MDPs are an integral part of reinforcement learning (RL), and therefore play a role in the development of large language models (LLMs) where RL is used to improve the fine-tuning and reasoning capabilities of LLMs. They have also been applied to medical decision making and finance, among others.

MDP and HMMs come together in Partially Observable Markov Decision Process (POMDP) which is like an MDP with rewards and actions, except the states are hidden, and we only have observations emitted by the states, much like what we have seen in HMMs.
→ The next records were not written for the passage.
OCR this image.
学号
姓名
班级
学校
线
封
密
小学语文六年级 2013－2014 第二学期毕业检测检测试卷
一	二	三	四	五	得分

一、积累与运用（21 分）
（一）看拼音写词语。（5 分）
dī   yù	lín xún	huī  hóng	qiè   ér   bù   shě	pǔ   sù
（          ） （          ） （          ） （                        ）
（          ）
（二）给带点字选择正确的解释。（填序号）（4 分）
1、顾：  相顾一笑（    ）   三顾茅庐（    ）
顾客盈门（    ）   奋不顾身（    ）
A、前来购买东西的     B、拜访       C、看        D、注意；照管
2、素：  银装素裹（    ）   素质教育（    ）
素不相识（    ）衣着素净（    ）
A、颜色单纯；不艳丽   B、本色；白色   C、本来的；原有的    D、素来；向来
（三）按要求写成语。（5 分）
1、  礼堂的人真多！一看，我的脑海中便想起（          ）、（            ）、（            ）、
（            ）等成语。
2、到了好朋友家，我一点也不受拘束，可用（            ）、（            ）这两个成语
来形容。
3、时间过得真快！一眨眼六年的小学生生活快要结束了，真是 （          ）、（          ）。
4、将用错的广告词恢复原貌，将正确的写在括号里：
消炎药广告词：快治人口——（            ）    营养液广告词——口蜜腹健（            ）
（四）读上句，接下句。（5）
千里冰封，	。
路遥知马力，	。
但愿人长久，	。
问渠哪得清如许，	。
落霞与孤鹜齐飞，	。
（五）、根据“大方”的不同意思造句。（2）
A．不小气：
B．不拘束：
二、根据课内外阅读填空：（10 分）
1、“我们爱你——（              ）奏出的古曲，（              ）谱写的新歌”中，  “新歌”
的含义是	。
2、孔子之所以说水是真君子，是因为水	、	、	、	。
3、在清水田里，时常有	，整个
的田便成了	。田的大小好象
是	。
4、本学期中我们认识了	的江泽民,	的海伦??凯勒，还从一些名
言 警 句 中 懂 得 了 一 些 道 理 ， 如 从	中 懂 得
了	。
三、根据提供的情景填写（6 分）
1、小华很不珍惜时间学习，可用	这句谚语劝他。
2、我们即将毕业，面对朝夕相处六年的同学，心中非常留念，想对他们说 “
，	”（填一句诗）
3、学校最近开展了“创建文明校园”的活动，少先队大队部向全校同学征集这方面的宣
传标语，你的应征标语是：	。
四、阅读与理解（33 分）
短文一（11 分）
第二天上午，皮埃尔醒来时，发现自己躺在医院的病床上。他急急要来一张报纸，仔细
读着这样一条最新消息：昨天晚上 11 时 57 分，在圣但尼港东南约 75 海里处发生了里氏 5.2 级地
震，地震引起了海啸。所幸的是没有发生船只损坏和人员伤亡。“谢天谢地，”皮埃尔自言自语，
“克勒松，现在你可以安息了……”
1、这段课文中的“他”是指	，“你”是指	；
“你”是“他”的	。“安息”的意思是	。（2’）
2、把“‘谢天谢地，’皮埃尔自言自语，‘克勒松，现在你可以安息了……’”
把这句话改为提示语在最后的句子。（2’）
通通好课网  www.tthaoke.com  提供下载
A grid explaining the distinction is shown below ^[5]

A detailed list of applications for POMDP can be found in this survey by Anthony Cassandra.

Wrap-up¶

Markov models span over a 100 year timeline starting with A. A. Markov’s first paper in 1906 to settle a mathematical (and possibly theological) score with a rival, to its varied manifestations and wide use today across technology, medicine, finance and society. Markov’s application of his chained probabilities to the text of Eugene Onegin stands as a precursor to its subsequent use in speech and language modeling, most recently in the refinement of large language models (LLMs) using reinforcement learning.

A quick note on references: I have linked to relevant papers and texts where I have mentioned them. There are a few that bear a particular mention. Brian Hayes article titled First Links in the Markov Chain in the March-April 2013 issue of American Scientist is an excellent introduction to Markov Chains and its history. The Life and Work of A.A. Markov by Basharin, Langville, and Naumov presents a detailed biography of A. A. Markov, as does Markov and the Birth of Chain Dependence Theory by E. Seneta, which further delves into the mathematical details of Markov’s 1906 paper. A description to Hidden Markov Models (HMM) would be incomplete without a reference to A tutorial on Hidden Markov Models and Selected Applications in Speech Recognition by L. Rabiner.